With COVID-19, we have a unique opportunity and need to deregulate buprenorphine prescriptions

My patient was a young man who wanted to be placed back on buprenorphine. He had started using again. He often missed appointments, did not pick up phone calls. So when I saw him in the room, I masked my surprise. “What makes you want to start today?” I asked. “I live with my grandma,” he said. He could not keep leaving the house for heroin.

Of the many issues that undergird health care delivery in the age of COVID-19, medications for addiction treatment (MAT) is one of the most compelling alarms for broader structural changes during and after this pandemic. I work in a clinic that serves as a medical home for people who have interfaced with the juvenile justice system. As jails and group homes try to lessen their numbers, the number of patients who need to connect with care for the first time only increases — as does the demand to start or continue MAT.

In my pre-pandemic haze, I saw the control of buprenorphine scripts to be a kind of boon to ensuring longitudinal care. There was an incentive for patients to come to their appointments, during which time they revealed their career goals, the desire to start families, fears of dying. MAT was a bridge towards a trusting relationship with a provider.

Now, the feeling of a boon has given way to the feeling of unfettered bureaucracy.  Even as opioid overdose is the leading cause of accidental death, buprenorphine remains a tightly regulated drug. Providers need to complete an 8-hour training course in order to obtain a prescription waiver, and there are a limited number of patients providers can treat — 30 in the first year and a maximum of 275.

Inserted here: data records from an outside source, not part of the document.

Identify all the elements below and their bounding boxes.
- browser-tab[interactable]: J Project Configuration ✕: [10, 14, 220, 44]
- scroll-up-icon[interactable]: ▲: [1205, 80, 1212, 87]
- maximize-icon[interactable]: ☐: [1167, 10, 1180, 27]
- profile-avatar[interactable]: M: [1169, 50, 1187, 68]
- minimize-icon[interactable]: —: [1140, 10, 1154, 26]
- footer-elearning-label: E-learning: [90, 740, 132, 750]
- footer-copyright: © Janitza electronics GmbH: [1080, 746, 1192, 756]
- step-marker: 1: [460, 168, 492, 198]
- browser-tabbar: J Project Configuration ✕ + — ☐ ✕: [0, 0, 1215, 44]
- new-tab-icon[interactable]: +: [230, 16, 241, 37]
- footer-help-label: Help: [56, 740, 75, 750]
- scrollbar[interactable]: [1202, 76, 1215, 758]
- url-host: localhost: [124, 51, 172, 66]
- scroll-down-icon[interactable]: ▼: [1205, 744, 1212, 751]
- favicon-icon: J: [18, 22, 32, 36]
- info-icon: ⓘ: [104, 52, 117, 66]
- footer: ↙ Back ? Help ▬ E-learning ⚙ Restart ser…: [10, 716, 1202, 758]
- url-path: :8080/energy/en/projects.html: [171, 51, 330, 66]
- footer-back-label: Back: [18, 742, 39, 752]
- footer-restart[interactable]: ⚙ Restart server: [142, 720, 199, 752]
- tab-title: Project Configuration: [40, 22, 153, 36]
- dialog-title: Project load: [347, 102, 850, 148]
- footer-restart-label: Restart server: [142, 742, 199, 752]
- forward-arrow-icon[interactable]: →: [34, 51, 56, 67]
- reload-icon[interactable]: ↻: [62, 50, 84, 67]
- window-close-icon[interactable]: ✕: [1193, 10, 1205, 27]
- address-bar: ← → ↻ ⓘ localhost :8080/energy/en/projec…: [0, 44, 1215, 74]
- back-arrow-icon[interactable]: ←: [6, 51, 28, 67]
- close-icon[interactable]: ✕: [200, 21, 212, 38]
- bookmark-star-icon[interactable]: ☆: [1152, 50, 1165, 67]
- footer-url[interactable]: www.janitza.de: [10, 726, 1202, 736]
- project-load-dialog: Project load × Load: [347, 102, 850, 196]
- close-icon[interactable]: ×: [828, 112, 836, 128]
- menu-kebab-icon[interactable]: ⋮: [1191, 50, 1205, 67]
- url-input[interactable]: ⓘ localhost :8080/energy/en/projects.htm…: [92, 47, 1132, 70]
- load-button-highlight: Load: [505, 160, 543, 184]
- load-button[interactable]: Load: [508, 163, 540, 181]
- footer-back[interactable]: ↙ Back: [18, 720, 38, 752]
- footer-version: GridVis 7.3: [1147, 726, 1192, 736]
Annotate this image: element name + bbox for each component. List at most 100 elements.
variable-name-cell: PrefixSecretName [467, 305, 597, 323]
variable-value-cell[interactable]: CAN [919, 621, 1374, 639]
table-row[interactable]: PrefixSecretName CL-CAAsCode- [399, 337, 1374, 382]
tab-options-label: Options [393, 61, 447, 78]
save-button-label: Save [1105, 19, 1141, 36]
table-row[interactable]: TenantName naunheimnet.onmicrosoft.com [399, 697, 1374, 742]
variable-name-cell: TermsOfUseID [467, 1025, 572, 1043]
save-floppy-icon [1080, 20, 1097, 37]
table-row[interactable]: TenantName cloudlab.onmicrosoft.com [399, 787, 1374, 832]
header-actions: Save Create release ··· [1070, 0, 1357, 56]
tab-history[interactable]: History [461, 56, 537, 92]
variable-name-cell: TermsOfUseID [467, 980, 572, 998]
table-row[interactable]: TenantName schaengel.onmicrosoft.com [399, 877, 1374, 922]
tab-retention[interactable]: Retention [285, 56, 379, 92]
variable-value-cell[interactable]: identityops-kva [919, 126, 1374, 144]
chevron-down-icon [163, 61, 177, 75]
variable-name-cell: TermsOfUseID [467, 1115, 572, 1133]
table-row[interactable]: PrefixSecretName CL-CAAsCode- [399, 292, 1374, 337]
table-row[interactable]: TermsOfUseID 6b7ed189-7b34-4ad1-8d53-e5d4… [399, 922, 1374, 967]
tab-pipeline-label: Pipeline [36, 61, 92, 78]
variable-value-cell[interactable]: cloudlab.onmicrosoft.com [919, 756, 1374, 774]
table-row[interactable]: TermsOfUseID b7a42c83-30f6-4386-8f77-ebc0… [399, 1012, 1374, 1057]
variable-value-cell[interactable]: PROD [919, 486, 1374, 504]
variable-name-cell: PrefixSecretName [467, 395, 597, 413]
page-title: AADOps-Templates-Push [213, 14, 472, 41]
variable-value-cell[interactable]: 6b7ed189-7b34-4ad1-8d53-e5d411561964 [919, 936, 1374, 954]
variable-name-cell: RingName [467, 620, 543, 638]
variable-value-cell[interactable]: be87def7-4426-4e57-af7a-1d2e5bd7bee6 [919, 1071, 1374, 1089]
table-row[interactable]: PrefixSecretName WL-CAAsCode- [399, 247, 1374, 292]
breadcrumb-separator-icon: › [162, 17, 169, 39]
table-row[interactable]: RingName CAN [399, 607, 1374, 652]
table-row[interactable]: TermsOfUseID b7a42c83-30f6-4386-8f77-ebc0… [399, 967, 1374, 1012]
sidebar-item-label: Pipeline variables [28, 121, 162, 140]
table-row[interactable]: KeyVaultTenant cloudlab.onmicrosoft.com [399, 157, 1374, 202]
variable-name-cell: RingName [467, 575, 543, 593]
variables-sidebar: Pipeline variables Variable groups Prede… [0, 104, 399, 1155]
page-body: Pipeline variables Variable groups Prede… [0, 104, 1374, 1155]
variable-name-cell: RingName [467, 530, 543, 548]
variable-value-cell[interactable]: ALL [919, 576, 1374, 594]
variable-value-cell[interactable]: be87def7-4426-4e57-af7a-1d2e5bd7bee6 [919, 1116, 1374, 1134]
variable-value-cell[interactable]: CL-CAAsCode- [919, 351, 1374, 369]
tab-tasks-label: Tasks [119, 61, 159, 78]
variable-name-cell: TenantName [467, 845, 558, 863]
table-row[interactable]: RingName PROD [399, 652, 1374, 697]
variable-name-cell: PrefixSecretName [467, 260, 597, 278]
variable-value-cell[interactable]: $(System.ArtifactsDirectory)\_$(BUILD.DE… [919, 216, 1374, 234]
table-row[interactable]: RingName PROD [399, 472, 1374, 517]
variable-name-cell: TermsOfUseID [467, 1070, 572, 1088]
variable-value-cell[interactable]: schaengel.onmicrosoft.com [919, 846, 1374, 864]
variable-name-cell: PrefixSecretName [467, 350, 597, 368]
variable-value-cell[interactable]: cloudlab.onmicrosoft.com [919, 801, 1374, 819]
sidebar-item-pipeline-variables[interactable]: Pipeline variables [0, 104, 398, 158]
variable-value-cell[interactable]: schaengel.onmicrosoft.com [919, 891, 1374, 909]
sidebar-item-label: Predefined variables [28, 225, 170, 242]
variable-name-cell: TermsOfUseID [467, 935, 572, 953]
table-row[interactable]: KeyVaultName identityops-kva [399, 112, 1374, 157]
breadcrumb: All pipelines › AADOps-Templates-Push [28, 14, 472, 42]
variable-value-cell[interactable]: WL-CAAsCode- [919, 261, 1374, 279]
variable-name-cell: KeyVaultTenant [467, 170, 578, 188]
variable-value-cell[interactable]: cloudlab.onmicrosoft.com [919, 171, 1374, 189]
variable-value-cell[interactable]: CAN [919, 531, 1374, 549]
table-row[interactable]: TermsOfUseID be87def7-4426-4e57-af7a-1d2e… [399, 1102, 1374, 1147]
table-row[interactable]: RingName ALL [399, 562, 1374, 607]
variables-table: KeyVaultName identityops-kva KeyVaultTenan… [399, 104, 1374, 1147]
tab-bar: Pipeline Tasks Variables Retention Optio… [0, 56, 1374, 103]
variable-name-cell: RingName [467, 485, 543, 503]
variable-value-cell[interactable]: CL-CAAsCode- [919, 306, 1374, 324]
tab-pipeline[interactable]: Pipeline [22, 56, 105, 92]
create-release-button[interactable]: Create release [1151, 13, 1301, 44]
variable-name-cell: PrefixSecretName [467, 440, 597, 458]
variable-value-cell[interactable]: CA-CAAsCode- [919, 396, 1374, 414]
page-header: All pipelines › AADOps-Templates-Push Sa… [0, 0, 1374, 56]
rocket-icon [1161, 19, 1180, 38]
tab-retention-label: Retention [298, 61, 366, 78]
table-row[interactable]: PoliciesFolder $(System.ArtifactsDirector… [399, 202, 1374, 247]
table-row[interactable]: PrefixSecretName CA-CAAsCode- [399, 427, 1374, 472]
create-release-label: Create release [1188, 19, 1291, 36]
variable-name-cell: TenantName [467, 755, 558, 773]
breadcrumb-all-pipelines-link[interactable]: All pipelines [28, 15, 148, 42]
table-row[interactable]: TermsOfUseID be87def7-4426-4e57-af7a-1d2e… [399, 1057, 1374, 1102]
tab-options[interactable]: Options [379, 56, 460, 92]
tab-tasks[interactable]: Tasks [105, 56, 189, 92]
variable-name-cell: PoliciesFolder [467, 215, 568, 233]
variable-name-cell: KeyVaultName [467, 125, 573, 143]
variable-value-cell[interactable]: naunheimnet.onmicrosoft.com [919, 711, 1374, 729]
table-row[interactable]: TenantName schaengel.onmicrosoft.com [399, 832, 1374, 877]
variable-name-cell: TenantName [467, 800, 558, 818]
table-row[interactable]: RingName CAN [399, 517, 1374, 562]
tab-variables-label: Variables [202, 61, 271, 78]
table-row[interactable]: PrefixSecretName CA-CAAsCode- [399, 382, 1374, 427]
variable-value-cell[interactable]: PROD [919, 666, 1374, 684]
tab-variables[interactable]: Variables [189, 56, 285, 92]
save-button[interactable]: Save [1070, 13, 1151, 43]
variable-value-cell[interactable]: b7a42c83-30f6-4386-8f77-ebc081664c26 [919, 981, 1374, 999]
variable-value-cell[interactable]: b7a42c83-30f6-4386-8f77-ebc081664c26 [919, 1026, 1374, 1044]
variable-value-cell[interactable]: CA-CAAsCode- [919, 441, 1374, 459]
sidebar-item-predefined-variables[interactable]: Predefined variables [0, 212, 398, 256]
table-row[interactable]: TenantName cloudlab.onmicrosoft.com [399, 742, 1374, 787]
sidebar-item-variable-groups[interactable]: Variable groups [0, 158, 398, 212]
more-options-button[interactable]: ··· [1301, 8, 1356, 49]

With COVID-19, we have both the unique opportunity and need to deregulate buprenorphine prescriptions. The Substance Abuse and Mental Health Services Administration (SAHMSA) recently updated guidelines for buprenorphine prescriptions. There are new provisions for telephonic initiation of buprenorphine and scripts up to 28 days for stable patients. Unfortunately, this does not circumvent the major issue: redeployed providers will not be able to fill scripts. With just 7 percent of providers nationally able to even prescribe buprenorphine, this is a particularly vulnerable window for care. We must instead take the current crisis as an opportunity to reform and strengthen MAT access.

First, developing mechanisms for rapid access is critical: not all pharmacies have the capacity to accept electronic scripts for controlled substances. This is an easy means to ensure that patients do not have to leave their homes for prescription pick-ups. Statewide databases for prescription monitoring can make it easy to safely refill buprenorphine, especially when patients are least likely to leave the state. We should also enable telephonic refills. Pharmacists can be trained in accepting security questions from providers prior to filling scripts. Another potential solution is to have providers give their patients a pin number to refill prescriptions should the provider be redeployed or ill. A corollary effect may be improving patient self-efficacy, especially for young people who are more likely to be in transient housing situations where adult oversight is limited.

Second, we need to expand training for buprenorphine initiation and management. With a dearth of addiction medicine in medical education, we limit trainees from becoming interested and, therefore, involved in times of crisis. Expansions in the number of patients are contingent upon oversight from those already with a waiver — a bottleneck effect on rapid training. Given the number of furloughed mid-level practitioners, we could use this time to build capacity for MAT management. SAHMSA has issued some flexibility to permit certified mid-levels to prescribe MAT without direct physician supervision. The need for MAT access will continue to rise, compounded by the reorganization of treatment facilities and detention centers. Our clinic is already finding itself overwhelmed with an uptick of referrals. We are left telling families and patients to wait: we don’t have enough providers, we need to space out visits. And every week, we forego the opportunity to intervene sooner and keep our highest patients at home.

Third, we need to liberalize the length of prescriptions. Prior to COVID-19, buprenorphine prescriptions were dispensed for 14 days. Under new guidance from SAHSMA, scripts can be extended to 28 days — a thoughtful, but incomplete solution. Instead, we need to consider patients on a case by case basis and allow patients to have a refill. Barriers to care, such as housing instability, unemployment, and transportation mean patients are at increased danger of not being able to connect with a provider. While there is a risk of hoarding or diversion, the cost is minimal compared to having a patient return to the streets for heroin.

Structural inequities undergird so much of opioid use disorder: They create, enforce, and exacerbate it. If we were blind to it before, we are now acutely aware that our personal choices are both created and limited by our biases. We don’t need to wait for a pandemic to end before we re-envision both our choices and our beliefs.

Megana Dwarakanath is a pediatric resident.